Las Vegas Shooting: What’s Next After the Deadliest Shooting in Modern US History

On Sunday night, as most here in Concord were in their beds asleep, what is now being ruled as the deadliest shooting in modern US history unfolded. 64-year old Stephen Paddock opened fire on a country festival in Las Vegas, Nevada from his hotel room on the 32nd floor of the Mandalay Bay Hotel. According to authorities, the death toll has reached 58 and 515 have been injured.

We’ve lived through this story several times now – a man, a weapon, and dozens dead. And yet, nothing is being done to ease the problem – in fact, Congress is planning to vote on a bill backed by the NRA to make it easy to buy silencers.

Numerous members of the White House have tweeted to express their grief. President Trump tweeted this morning to send his “condolences and sympathies” to the victims and their families. However, how much meaning does this grief carry if it continues to be matched with legislative inaction?

President Trump's tweet following the shooting

President Trump’s tweet following the shooting

Look at Australia as an example: after the Port Author Massacre in 1996 that killed 35, different political parties from across the political spectrum came together and restricted the availability of guns. The result was halving both the gun suicide and gun homicide rate in the country.
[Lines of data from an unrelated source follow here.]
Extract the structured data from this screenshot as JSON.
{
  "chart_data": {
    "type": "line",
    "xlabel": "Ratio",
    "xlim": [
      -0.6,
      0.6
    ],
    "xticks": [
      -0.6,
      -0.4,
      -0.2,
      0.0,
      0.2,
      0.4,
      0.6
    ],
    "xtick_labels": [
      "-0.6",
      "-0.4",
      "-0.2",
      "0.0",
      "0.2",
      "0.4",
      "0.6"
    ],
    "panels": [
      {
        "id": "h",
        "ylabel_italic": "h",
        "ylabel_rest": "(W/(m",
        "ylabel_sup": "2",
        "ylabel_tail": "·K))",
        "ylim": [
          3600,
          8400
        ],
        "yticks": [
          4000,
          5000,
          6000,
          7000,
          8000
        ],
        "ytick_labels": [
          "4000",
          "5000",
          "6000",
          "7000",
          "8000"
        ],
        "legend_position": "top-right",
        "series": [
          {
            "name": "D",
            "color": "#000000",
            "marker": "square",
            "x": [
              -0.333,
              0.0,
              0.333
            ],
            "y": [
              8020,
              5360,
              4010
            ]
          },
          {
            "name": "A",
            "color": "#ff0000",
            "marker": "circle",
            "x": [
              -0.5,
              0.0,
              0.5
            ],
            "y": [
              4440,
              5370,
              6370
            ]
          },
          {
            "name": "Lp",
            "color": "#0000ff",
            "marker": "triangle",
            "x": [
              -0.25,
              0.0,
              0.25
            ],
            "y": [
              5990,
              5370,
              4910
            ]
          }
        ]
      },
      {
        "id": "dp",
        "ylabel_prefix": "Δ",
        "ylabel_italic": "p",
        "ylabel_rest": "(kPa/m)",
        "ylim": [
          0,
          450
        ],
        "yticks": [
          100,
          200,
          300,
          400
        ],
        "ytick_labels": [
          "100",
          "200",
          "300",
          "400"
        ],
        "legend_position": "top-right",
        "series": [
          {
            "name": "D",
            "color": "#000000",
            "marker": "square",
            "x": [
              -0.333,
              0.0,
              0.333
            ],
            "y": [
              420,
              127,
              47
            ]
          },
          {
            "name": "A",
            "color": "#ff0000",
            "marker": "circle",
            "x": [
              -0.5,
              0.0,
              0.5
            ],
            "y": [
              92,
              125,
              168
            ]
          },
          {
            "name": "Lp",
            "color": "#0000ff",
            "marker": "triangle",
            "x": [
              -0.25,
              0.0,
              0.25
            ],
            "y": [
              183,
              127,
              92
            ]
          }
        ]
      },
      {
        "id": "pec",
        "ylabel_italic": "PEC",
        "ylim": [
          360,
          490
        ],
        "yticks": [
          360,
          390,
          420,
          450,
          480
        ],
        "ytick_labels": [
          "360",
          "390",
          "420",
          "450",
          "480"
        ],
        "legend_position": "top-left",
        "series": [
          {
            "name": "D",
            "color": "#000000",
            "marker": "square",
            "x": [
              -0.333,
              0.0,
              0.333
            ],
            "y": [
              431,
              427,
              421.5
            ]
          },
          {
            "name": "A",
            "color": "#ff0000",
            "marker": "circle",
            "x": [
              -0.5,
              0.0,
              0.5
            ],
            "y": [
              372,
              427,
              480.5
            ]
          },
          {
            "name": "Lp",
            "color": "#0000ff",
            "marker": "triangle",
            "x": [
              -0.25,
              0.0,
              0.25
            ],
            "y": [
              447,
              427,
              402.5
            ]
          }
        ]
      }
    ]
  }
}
Evidently, America is in a different state than Australia. With tens of millions of firearms in the US, the existence and issue of guns will never disappear. However, so much can be done to reduce what has been a catastrophic problem.

Part of the reason why Washington has been unable to make progress on this issue and has even voted to loosen gun restrictions is the power of the NRA. The NRA has made $345 million the past year largely due to its promotion to the average American and average gun owner that the government and Democratic party is trying to take away everyone’s guns and eliminate the Second Amendment. And, the NRA uses this money to continue to influence politicians in Washington, it appears, by backing gun-related bills, and giving large amounts of money to certain politicians to alter their voice in Congress.

The notion that Democrats are trying to take away every citizen’s guns couldn’t be farther from the truth – the “evil libs” do not want a mentally stable, normal individual to turn in their gun – only to restrict the accessibility of weapons to the mentally ill or unstable, like the shooter in Vegas appeared to be. That, in my mind, should not be a political debate. It seems like only in the US has such an obvious issue been so controversial.

Until, like in Australia 21 years ago, politics can be put aside and the US Congress can come together and act for the common good and safety of the American population, there is sadly no end in sight for this type of violence. It’s time to go beyond mourning. It’s time to act.